Bloomberg has made it his mission, he says, to prevent kids from growing up on soda. His ad campaign focuses on the purported health risk of these drinks, particularly the adverse effects of increased sugar intake like in higher risk for diabetes, obesity, tooth decay and more.

While a new poll found that those who have seen the commercials are more likely to support the tax’s repeal, more than 87 percent of those surveyed said they felt commissioners voted in favor of the tax for reasons other than health concerns.

Those surveyed aren’t wrong, as another driving force behind the tax was the county’s $174.3 million budget deficit, a shortfall that could result in destabilizing cuts to county services.

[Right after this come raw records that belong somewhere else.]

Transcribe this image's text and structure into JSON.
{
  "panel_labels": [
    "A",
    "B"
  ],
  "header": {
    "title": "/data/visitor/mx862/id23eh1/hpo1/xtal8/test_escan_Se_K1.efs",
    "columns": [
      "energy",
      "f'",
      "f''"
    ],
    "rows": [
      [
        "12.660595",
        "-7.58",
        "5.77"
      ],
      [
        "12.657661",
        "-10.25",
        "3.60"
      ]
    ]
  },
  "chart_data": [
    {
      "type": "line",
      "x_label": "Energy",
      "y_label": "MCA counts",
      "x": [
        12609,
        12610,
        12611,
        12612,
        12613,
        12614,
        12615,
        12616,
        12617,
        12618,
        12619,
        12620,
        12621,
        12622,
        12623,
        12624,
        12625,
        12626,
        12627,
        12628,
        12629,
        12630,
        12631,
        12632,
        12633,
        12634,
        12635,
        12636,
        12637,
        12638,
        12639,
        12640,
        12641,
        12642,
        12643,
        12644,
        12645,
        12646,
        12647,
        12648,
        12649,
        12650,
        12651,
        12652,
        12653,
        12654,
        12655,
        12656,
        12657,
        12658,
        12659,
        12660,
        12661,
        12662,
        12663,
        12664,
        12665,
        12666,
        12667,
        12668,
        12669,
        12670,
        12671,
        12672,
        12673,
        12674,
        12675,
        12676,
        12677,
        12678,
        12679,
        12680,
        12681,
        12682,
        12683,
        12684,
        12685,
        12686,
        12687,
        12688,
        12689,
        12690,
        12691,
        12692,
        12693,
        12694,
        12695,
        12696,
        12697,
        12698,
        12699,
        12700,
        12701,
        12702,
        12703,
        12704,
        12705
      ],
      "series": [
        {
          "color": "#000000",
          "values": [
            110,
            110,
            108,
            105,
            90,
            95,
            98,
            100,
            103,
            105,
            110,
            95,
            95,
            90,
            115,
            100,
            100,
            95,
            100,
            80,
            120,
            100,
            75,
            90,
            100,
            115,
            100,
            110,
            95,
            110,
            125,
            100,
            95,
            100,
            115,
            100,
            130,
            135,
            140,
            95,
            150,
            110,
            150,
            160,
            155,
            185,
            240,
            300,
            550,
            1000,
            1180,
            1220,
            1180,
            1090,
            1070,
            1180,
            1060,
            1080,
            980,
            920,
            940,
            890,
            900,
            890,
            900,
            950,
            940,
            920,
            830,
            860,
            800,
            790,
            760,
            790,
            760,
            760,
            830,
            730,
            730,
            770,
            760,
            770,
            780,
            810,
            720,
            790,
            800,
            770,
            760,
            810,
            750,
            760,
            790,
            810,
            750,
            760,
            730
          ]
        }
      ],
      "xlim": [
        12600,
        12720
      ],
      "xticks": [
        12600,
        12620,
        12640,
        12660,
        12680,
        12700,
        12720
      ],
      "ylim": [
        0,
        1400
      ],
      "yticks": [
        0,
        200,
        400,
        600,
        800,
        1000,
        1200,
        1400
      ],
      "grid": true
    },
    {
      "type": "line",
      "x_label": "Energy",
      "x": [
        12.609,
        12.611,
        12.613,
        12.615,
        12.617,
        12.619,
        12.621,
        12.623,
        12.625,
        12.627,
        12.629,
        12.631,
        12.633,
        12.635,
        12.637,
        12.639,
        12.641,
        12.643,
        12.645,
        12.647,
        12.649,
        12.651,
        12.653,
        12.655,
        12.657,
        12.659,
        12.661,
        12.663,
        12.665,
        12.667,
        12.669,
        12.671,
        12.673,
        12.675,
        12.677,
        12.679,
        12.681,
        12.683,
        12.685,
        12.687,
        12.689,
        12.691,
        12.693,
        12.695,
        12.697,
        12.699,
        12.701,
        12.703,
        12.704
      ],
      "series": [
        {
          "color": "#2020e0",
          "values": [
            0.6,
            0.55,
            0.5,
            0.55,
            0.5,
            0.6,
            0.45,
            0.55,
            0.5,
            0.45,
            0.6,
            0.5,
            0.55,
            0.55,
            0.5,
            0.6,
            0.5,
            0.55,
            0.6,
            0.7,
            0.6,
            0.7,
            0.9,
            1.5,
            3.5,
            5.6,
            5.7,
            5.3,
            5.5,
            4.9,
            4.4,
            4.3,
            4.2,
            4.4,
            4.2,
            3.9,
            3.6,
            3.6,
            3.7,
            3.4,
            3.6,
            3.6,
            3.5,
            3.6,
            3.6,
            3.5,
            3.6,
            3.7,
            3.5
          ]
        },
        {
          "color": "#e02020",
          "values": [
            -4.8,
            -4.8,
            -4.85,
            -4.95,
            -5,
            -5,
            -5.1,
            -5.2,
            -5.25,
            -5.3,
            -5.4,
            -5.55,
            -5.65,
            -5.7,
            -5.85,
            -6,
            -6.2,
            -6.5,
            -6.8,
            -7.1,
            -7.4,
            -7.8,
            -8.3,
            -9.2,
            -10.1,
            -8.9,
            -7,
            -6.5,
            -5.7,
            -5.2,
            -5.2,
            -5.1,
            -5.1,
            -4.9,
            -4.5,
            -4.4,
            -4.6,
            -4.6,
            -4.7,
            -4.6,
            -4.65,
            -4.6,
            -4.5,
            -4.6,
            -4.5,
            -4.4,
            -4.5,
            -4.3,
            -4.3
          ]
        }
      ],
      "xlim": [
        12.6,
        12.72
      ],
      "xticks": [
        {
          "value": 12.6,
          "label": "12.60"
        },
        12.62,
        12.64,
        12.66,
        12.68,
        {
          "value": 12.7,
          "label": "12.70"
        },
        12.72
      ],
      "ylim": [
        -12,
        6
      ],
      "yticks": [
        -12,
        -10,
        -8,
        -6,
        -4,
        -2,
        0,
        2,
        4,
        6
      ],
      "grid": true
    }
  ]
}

To that end, Boykin presented a 10-point plan to address fiscal alternatives Tuesday that included a hiring freeze and elimination of various positions. [[443119273, C]]

“Cook County should begin every budget season at zero for each of its departments and evaluating anew whether the programs, services and personnel allocated per department are truly essential,” Boykin said at a news conference.

“Second, closure and elimination of vacant positions,” he continued. “If we close those positions we will save more than 60 million dollars, the savings could be substantial.